Faisant référence au titre de Jacques Ellul, La Technique ou l’enjeu du siècle, qui critiquait en 1954 l’assujettissement de l’homme à la technique, Eric Sadin livre une critique virulente de l’idéologie sous-jacente au développement de l’intelligence artificielle dans nos sociétés. S’attaquant au discours messianiques et lénifiants des grands chefs d’entreprise du monde de l’économie numérique ou des hommes politiques, il montre en quoi l’intelligence artificielle est l’aboutissement de l’entreprise libérale de la marchandisation de l’homme. Le principe d’une intelligence artificielle étant à la fois d’énoncer un diagnostic après l’analyse de données (ce qu’il appelle « énoncer la vérité ») et de proposer une action optimale à mener en fonction de ce diagnostic, le risque de cette technologie est d’amener l’homme à renoncer volontairement à sa capacité de décision, à son autonomie, et à se conformer à un système économique qui le pousse à se transformer en consommateur béat, dans « l’ignominie d’une société des loisirs perpétuels ». Selon l’auteur en effet, l’ultralibéralisme économique trouve son achèvement avec l’intelligence artificielle qui lui permet progressivement de substituer la machine à l’homme au travail, non seulement dans les entreprises, mais aussi dans les organisations non marchandes : médecine, justice, défense. Il y voit non seulement un affront à la dignité humaine par la négation de la singularité de la personne, remplacée par des algorithmes, mais surtout l’avènement de la fin de l’histoire promue par la fin du politique, devenu management prédictif de sociétés calquées sur le marché.

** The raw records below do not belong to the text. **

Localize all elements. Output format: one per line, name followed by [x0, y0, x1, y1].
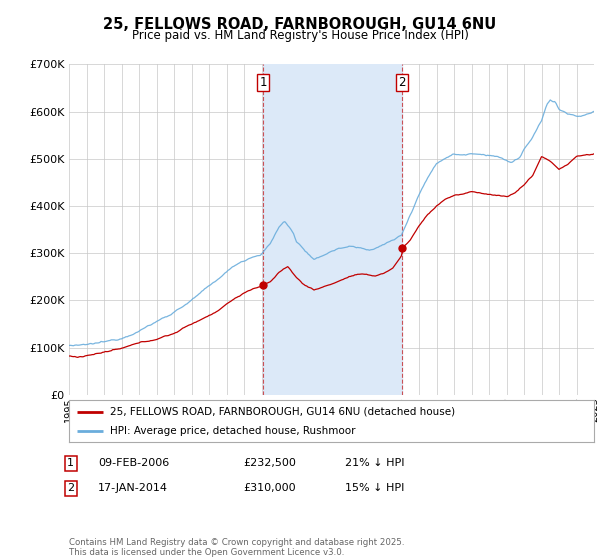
Text: 1: 1 [260, 76, 267, 89]
Text: 15% ↓ HPI: 15% ↓ HPI [345, 483, 404, 493]
Text: 09-FEB-2006: 09-FEB-2006 [98, 458, 169, 468]
Text: 17-JAN-2014: 17-JAN-2014 [98, 483, 168, 493]
Text: Contains HM Land Registry data © Crown copyright and database right 2025.
This d: Contains HM Land Registry data © Crown c… [69, 538, 404, 557]
Text: 2: 2 [67, 483, 74, 493]
Text: £232,500: £232,500 [243, 458, 296, 468]
Text: 21% ↓ HPI: 21% ↓ HPI [345, 458, 404, 468]
Text: 25, FELLOWS ROAD, FARNBOROUGH, GU14 6NU (detached house): 25, FELLOWS ROAD, FARNBOROUGH, GU14 6NU … [110, 407, 455, 417]
Text: £310,000: £310,000 [243, 483, 296, 493]
Text: 1: 1 [67, 458, 74, 468]
Text: HPI: Average price, detached house, Rushmoor: HPI: Average price, detached house, Rush… [110, 426, 355, 436]
Text: 2: 2 [398, 76, 406, 89]
Text: Price paid vs. HM Land Registry's House Price Index (HPI): Price paid vs. HM Land Registry's House … [131, 29, 469, 42]
Text: 25, FELLOWS ROAD, FARNBOROUGH, GU14 6NU: 25, FELLOWS ROAD, FARNBOROUGH, GU14 6NU [103, 17, 497, 32]
Bar [263, 64, 402, 395]
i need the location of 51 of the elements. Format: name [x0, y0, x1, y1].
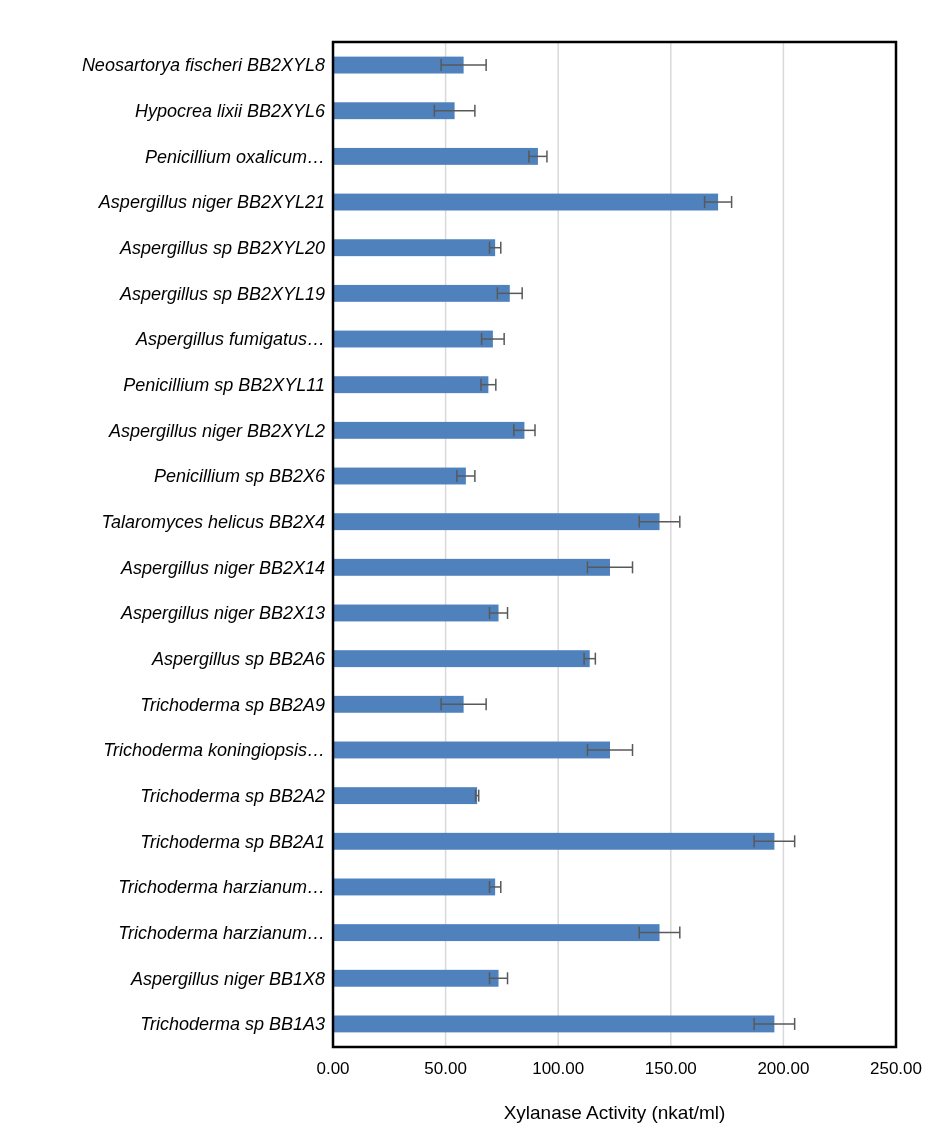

On ne peut que se sentir alerté par une telle analyse, qui s’appuie sur des faits et expérimentations actuels. Selon l’auteur, la technique n’est pas neutre, et son usage dans ce cas particulier ne peut qu’être néfaste. Mêlant parfois l’analyse de l’idéologie ultralibérale et celle des systèmes techniques, il a tendance à voir l’intelligence artificielle comme un outil homogène dont la performance est destinée à s’améliorer sans cesse, se montrant par conséquent un peu caricatural. Sa description de l’emploi d’intelligences artificielles pour les systèmes militaires se réduit par exemple à une critique sommaire des « robots-tueurs », ignorant de nombreux domaines où l’apport technique devrait apporter des avantages appréciables. Enfin, sa vision très pessimiste d’un monde soumis au monopole de quelques entreprises géantes du numérique ne reconnaît pas assez que certaines promesses des promoteurs de l’intelligence artificielles restent aujourd’hui hypothétiques, et que la performance de systèmes dits « larges » (au champ d’action élargi à des activités complexes) n’est pas garantie aujourd’hui.
Enfin, ses propositions de lutte contre la mise en place de l’intelligence artificielle dans de nombreux secteurs d’activité, si elles sont concrètes, applicables et sympathiques (lutte juridique pour faire respecter le droit du travail, modification des habitudes de consommation individuelle, promotion de la précision de la langue en opposition à la « novlangue » à la mode…), restent fondées sur une conception de la dignité humaine issue des philosophies des Lumières. L’auteur définit l’humanisme que nous devrions défendre « comme celui qui nous enjoint de cultiver nos capacités, seules à même de nous rendre pleinement maîtres de nos destins ». L’antihumanisme d’un projet techno-libéral ambitionnant de supprimer l’incertitude du monde et d’optimiser le fonctionnement des sociétés dans une logique de profit devrait donc être contré par la promotion de la créativité humaine « favorisant l’éclosion d’une infinité de possibles ». L’absence manifeste de toute allusion à la transcendance et la recherche volontaire d’un certain relativisme politique et social fait perdre de sa force au chapitre sur les solutions possibles.
Eric Sadin nous livre une analyse décapante des dessous de la technique, mais les remèdes qu’il propose nous laissent sur notre faim.